Oireachtas Joint and Select Committees

Thursday, 13 May 2021

Joint Committee on Media, Tourism, Arts, Culture, Sport and the Gaeltacht

General Scheme of the Online Safety and Media Regulation Bill 2020: Discussion (Resumed)

Ms Julie Ahern:

I will take the question around individual complaints mechanisms. On what an individual complaints mechanism should look like, it should, first of all, go to the platform. If the child has a problem, he or she should first go to what would the local complaint platform would be. Whatever platform it is, one should go to the local platform and make the complaint there. If one is not happy with the result, it has not taken it seriously or it has not done anything about it, then one would make the complaint to the online safety commissioner. That is how we would see it happening. There would be two tiers and, effectively, the online safety commissioner would be a safety net for when the platforms do not do their job. It would not be that everyone with a problem would go straight to the commissioner. It would be if they do not get the result from the platform.

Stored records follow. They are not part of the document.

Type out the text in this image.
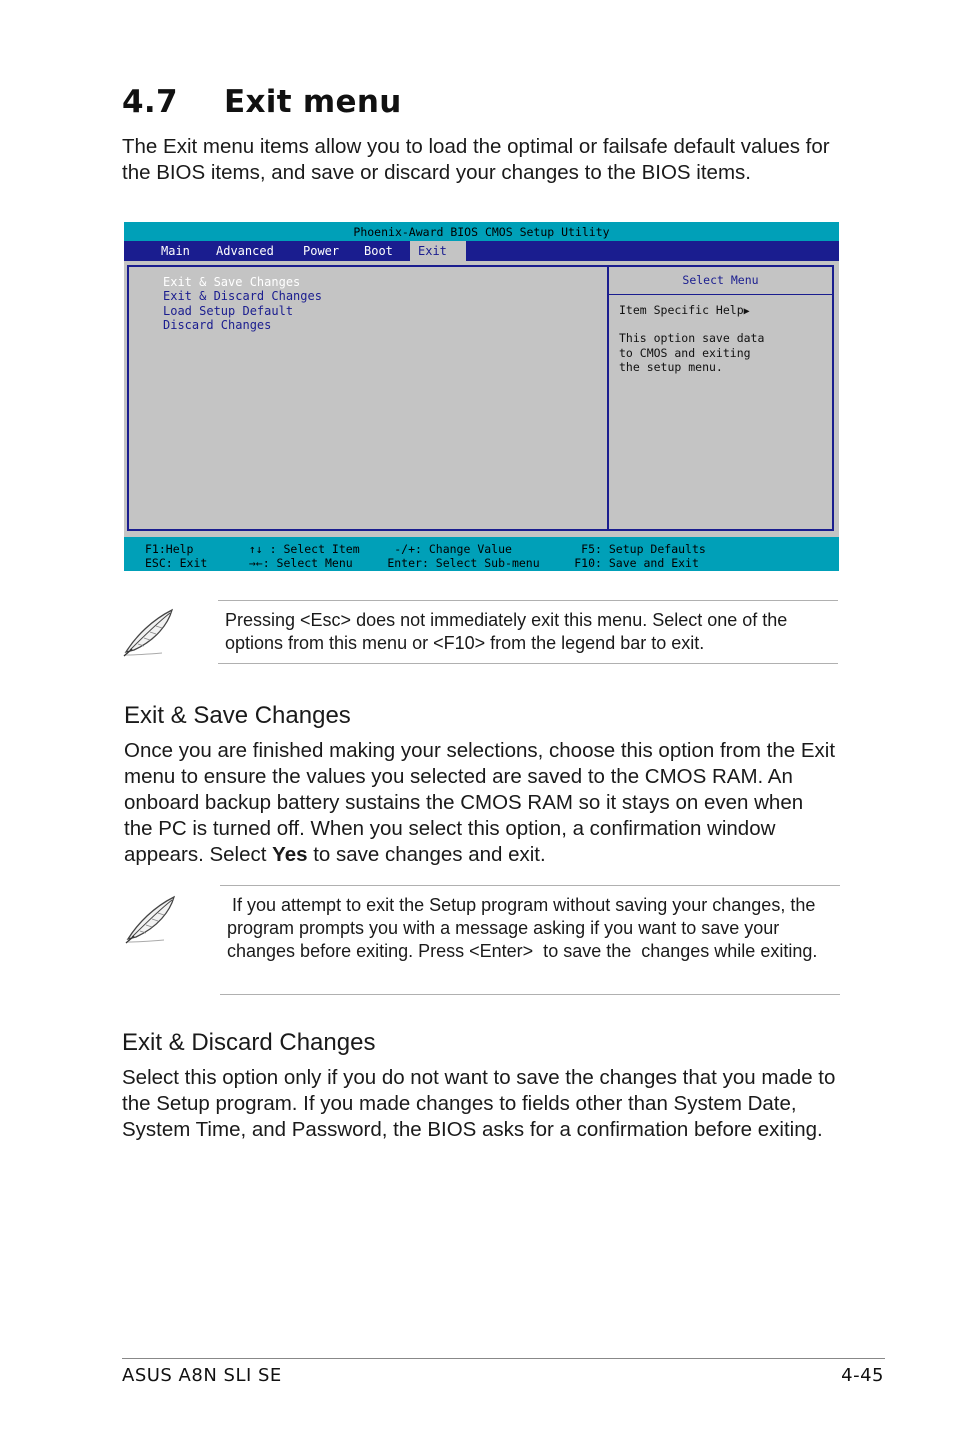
4.7 Exit menu

The Exit menu items allow you to load the optimal or failsafe default values for the BIOS items, and save or discard your changes to the BIOS items.

Phoenix-Award BIOS CMOS Setup Utility
Main Advanced Power Boot	Exit
Exit & Save Changes
Exit & Discard Changes
Load Setup Default
Discard Changes
Select Menu
Item Specific Help▶
This option save data
to CMOS and exiting
the setup menu.
F1:Help        ↑↓ : Select Item     -/+: Change Value          F5: Setup Defaults
ESC: Exit      →←: Select Menu     Enter: Select Sub-menu     F10: Save and Exit
Pressing <Esc> does not immediately exit this menu. Select one of the options from this menu or <F10> from the legend bar to exit.
Exit & Save Changes

Once you are finished making your selections, choose this option from the Exit menu to ensure the values you selected are saved to the CMOS RAM. An onboard backup battery sustains the CMOS RAM so it stays on even when the PC is turned off. When you select this option, a confirmation window appears. Select Yes to save changes and exit.

If you attempt to exit the Setup program without saving your changes, the program prompts you with a message asking if you want to save your changes before exiting. Press <Enter>  to save the  changes while exiting.
Exit & Discard Changes

Select this option only if you do not want to save the changes that you made to the Setup program. If you made changes to fields other than System Date, System Time, and Password, the BIOS asks for a confirmation before exiting.

ASUS A8N SLI SE	4-45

In order for it to be child friendly, it would need to be prompt, it would need to be accessible and it would need to provide information that children and families can understand to access the complaints mechanisms. What we should be doing is putting it back on the technology platforms that their complaints mechanisms are effective in the first instance. That is what the online safety commission should also have a role in doing - making sure that they do it right first and then only that which is most egregious comes to the online safety commission. An example that the committee could look at would be something like the Ombudsman for Children where people have to make a complaint to the person first and then go to the Ombudsman for Children who sees whether it meets a certain threshold.